Фельдфебель побагровел от ярости.
— Вы!… Вы ненормальный!… Я вас еще отучу ухмыляться, будьте уверены!… Вы… Вы… Rompez! Rompez! Пока я отбивную из вас не сделал!
Бедняга, как он разозлился, думал Голубь, поднимаясь в спальню. Пилот сидел на кровати и на ночь натирал ноги жиром. Он-то знал, что значит выступать в поход!… Хильдебрант писал письмо, а сам тем временем наблюдал за собирающимся Голубем и украдкой поглядывал на другого легионера, который, казалось, спал.

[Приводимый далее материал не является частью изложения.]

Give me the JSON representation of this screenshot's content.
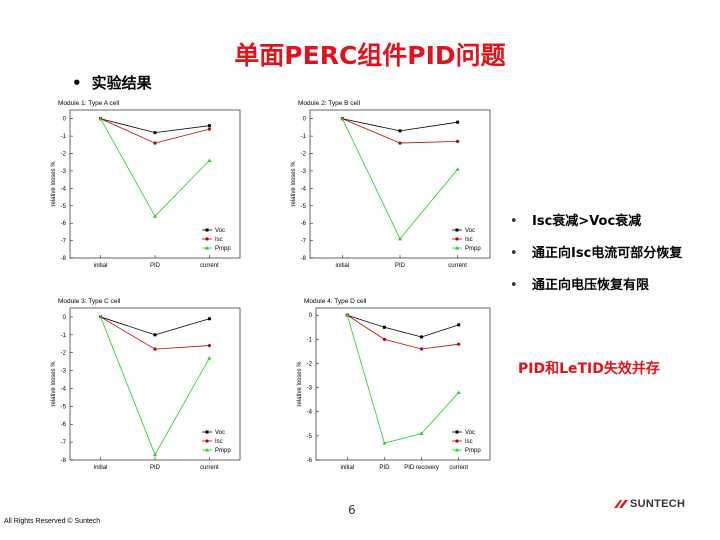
{
  "slide": {
    "title": "单面PERC组件PID问题",
    "subheading": "实验结果",
    "bullets": [
      "Isc衰减>Voc衰减",
      "通正向Isc电流可部分恢复",
      "通正向电压恢复有限"
    ],
    "highlight": "PID和LeTID失效并存",
    "page_number": "6",
    "footer": "All Rights Reserved © Suntech",
    "logo_text": "SUNTECH",
    "colors": {
      "title": "#e0121b",
      "voc": "#000000",
      "isc": "#c00000",
      "pmpp": "#22cc22"
    }
  },
  "chart_data": [
    {
      "type": "line",
      "title": "Module 1: Type A cell",
      "ylabel": "relative losses %",
      "categories": [
        "initial",
        "PID",
        "current"
      ],
      "ylim": [
        -8,
        0.5
      ],
      "yticks": [
        "0",
        "-1",
        "-2",
        "-3",
        "-4",
        "-5",
        "-6",
        "-7",
        "-8"
      ],
      "series": [
        {
          "name": "Voc",
          "values": [
            0,
            -0.8,
            -0.4
          ]
        },
        {
          "name": "Isc",
          "values": [
            0,
            -1.4,
            -0.6
          ]
        },
        {
          "name": "Pmpp",
          "values": [
            0,
            -5.6,
            -2.4
          ]
        }
      ]
    },
    {
      "type": "line",
      "title": "Module 2: Type B cell",
      "ylabel": "relative losses %",
      "categories": [
        "initial",
        "PID",
        "current"
      ],
      "ylim": [
        -8,
        0.5
      ],
      "yticks": [
        "0",
        "-1",
        "-2",
        "-3",
        "-4",
        "-5",
        "-6",
        "-7",
        "-8"
      ],
      "series": [
        {
          "name": "Voc",
          "values": [
            0,
            -0.7,
            -0.2
          ]
        },
        {
          "name": "Isc",
          "values": [
            0,
            -1.4,
            -1.3
          ]
        },
        {
          "name": "Pmpp",
          "values": [
            0,
            -6.9,
            -2.9
          ]
        }
      ]
    },
    {
      "type": "line",
      "title": "Module 3: Type C cell",
      "ylabel": "relative losses %",
      "categories": [
        "initial",
        "PID",
        "current"
      ],
      "ylim": [
        -8,
        0.5
      ],
      "yticks": [
        "0",
        "-1",
        "-2",
        "-3",
        "-4",
        "-5",
        "-6",
        "-7",
        "-8"
      ],
      "series": [
        {
          "name": "Voc",
          "values": [
            0,
            -1.0,
            -0.1
          ]
        },
        {
          "name": "Isc",
          "values": [
            0,
            -1.8,
            -1.6
          ]
        },
        {
          "name": "Pmpp",
          "values": [
            0,
            -7.7,
            -2.3
          ]
        }
      ]
    },
    {
      "type": "line",
      "title": "Module 4: Type D cell",
      "ylabel": "relative losses %",
      "categories": [
        "initial",
        "PID",
        "PID recovery",
        "current"
      ],
      "ylim": [
        -6,
        0.3
      ],
      "yticks": [
        "0",
        "-1",
        "-2",
        "-3",
        "-4",
        "-5",
        "-6"
      ],
      "series": [
        {
          "name": "Voc",
          "values": [
            0,
            -0.5,
            -0.9,
            -0.4
          ]
        },
        {
          "name": "Isc",
          "values": [
            0,
            -1.0,
            -1.4,
            -1.2
          ]
        },
        {
          "name": "Pmpp",
          "values": [
            0,
            -5.3,
            -4.9,
            -3.2
          ]
        }
      ]
    }
  ]
}
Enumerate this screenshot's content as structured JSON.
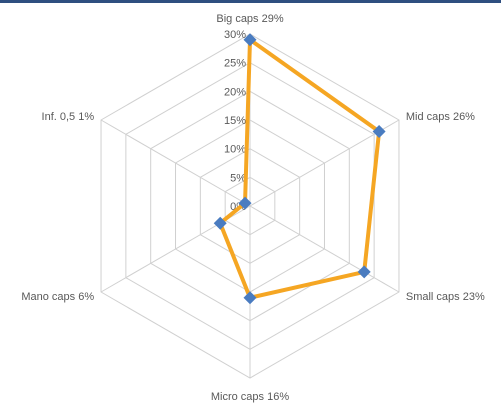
{
  "colors": {
    "top_bar": "#2f4f80",
    "series_line": "#f5a623",
    "marker": "#4a7cc0",
    "grid": "#d0d0d0",
    "text": "#595959"
  },
  "chart_data": {
    "type": "radar",
    "categories": [
      "Big caps 29%",
      "Mid caps 26%",
      "Small caps 23%",
      "Micro caps 16%",
      "Mano caps 6%",
      "Inf. 0,5 1%"
    ],
    "series": [
      {
        "values": [
          0.29,
          0.26,
          0.23,
          0.16,
          0.06,
          0.01
        ]
      }
    ],
    "axis_ticks": [
      "0%",
      "5%",
      "10%",
      "15%",
      "20%",
      "25%",
      "30%"
    ],
    "ylim": [
      0,
      0.3
    ],
    "grid": true,
    "legend": "none"
  }
}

Его звали Пенкрофт. Это был носатый, худой, но довольно широкоплечий человек. Он приехал из Америки. Опоздай он хоть минутой на пароход, быть ему на электрическом стуле. А так с ним ничего не могли сделать. Он был замешан в политическом убийстве, сумел бежать из Шербура… С Хильдебрантом его редко видели вдвоем. Он дружил с греком Адрогопулосом, чемпионом по кетчу. Они сошлись на почве спорта. Как профессиональный боксер, Пенкрофт когда-то обучал полицию разных стран средствам самозащиты. Хильдебранта чаще всего видели вместе с графом.